La storia sarà ambientata a Roma, con forti connotazioni linguistiche e sociali legate alla capitale, e rappresenterà una fotografia del momento storico del nostro paese. Un’istantanea del “dramma dei trentenni” e della loro difficoltà di trovare una strada dignitosa e stabile per la loro vita.
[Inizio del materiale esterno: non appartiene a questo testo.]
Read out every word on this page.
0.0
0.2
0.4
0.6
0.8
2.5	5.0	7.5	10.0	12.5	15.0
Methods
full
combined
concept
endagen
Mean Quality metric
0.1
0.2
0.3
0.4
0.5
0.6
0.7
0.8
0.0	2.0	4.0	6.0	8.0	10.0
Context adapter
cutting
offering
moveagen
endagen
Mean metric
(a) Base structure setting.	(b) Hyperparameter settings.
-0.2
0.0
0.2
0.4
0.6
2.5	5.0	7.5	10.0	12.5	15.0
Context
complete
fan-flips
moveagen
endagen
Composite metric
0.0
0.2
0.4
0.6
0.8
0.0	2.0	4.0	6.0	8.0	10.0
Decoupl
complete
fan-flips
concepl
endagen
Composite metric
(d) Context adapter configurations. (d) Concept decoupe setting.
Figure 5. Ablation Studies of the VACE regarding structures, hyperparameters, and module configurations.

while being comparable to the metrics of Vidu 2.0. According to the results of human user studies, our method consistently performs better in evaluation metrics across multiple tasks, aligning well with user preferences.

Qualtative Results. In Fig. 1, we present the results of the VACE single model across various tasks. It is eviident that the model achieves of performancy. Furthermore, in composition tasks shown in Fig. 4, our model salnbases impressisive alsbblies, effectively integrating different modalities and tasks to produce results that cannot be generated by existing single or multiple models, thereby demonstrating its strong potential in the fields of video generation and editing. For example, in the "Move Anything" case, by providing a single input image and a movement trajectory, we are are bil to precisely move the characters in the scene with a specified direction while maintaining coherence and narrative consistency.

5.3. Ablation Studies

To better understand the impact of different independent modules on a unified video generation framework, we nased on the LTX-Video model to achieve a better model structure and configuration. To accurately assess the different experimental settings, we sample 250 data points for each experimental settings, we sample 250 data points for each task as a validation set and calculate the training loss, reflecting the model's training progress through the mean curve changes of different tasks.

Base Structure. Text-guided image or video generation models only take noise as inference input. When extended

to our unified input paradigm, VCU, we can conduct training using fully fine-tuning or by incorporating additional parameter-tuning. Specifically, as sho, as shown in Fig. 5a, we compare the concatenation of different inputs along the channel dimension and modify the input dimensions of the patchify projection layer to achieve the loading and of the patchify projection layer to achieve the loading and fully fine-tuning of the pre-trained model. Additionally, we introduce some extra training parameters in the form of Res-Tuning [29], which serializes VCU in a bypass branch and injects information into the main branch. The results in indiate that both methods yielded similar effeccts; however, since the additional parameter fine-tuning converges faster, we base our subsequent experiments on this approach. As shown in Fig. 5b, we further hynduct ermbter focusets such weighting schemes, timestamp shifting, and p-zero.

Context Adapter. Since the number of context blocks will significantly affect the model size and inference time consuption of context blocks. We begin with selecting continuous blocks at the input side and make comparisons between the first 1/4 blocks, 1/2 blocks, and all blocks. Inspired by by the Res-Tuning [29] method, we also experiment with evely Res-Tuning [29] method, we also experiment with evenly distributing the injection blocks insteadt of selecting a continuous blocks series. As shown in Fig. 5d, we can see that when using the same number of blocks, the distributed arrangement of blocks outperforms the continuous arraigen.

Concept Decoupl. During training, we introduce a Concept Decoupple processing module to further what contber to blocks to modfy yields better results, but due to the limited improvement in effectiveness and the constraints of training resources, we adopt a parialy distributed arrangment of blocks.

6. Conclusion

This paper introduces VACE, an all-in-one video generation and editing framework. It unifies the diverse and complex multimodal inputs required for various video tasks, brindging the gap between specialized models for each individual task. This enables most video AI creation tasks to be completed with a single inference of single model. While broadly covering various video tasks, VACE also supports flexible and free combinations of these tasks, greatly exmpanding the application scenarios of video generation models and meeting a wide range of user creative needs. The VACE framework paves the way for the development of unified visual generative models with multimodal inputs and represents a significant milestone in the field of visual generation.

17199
Parlerà di ragazzi che conducono vite dagli orizzonti ristretti, ma che hanno animi non ancora corrotti e che, anche se stretti in difficoltà più grandi di loro, sceglieranno di correre in aiuto di chi é ancor più in difficoltà.

Spaghetti Story é un film low-budget, anzi, quasi “no-budget”, come affermato dallo stesso regista Ciro De Caro, il quale ha aggiunto: “Ho preferito agire piuttosto che restare in attesa di un vero e proprio finanziamento, non volevo correre il rischio che il film non vedesse mai la luce. Mi piacerebbe che vedendo il film altri registi si sentano invogliati a guardare alla mancanza di mezzi non come un limite, ma come un’opportunità che ne garantisca la libertà d’espressione e ne stimoli l’inventiva”.
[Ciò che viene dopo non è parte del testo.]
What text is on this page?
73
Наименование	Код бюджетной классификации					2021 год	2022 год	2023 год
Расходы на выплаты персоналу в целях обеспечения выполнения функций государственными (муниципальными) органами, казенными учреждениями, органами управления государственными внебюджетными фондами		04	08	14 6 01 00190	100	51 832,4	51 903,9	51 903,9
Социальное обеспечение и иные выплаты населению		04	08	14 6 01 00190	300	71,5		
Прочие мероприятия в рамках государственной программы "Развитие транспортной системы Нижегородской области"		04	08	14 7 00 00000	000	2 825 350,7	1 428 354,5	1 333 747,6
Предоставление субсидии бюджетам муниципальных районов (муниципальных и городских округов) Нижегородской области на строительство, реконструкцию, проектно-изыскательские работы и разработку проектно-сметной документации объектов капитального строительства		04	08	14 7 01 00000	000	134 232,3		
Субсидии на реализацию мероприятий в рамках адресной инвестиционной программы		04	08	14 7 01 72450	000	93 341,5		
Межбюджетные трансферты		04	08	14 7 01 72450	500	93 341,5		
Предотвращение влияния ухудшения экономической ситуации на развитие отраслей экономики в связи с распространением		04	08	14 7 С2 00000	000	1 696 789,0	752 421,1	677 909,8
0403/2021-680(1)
Realizzato con distribuzione indipendente, P.F.A. Films e Enjoy Movies, è stato girato in soli 11 giorni, con l’attrezzatura che poteva entrare nel bagagliaio di un’auto. Il titolo, non a caso, fa riferimento ad un modo tutto italiano di fare le cose, “SPAGHETTI”, un modo semplice, economico, anche povero se vogliamo, ma non per questo privo di creatività, ingegno, passione ed emozione. Un modo per far sì che, in questo periodo di crisi, i film “commerciali” non siano i soli a vedere la luce e che la creatività non soccomba alla mancanza di risorse.

La pellicola affronta gli aspetti essenziali della vita e i meccanismi emotivi dell’essere umano: i sogni nel cassetto, la ricerca della felicità, la paura di perdersi, il desiderio di migliorarsi, l’amicizia, le aspettative deluse, la vergogna e la voglia di ridere nonostante tutto. E’ lo sfogo di un’intera generazione che é impaziente di abbandonare le proprie paure per superare le sfide personali, attraverso un ingenuo e contagioso ottimismo. Un film essenziale e terapeutico, realizzato con la passione che soltanto un giovane e promettente regista può dare.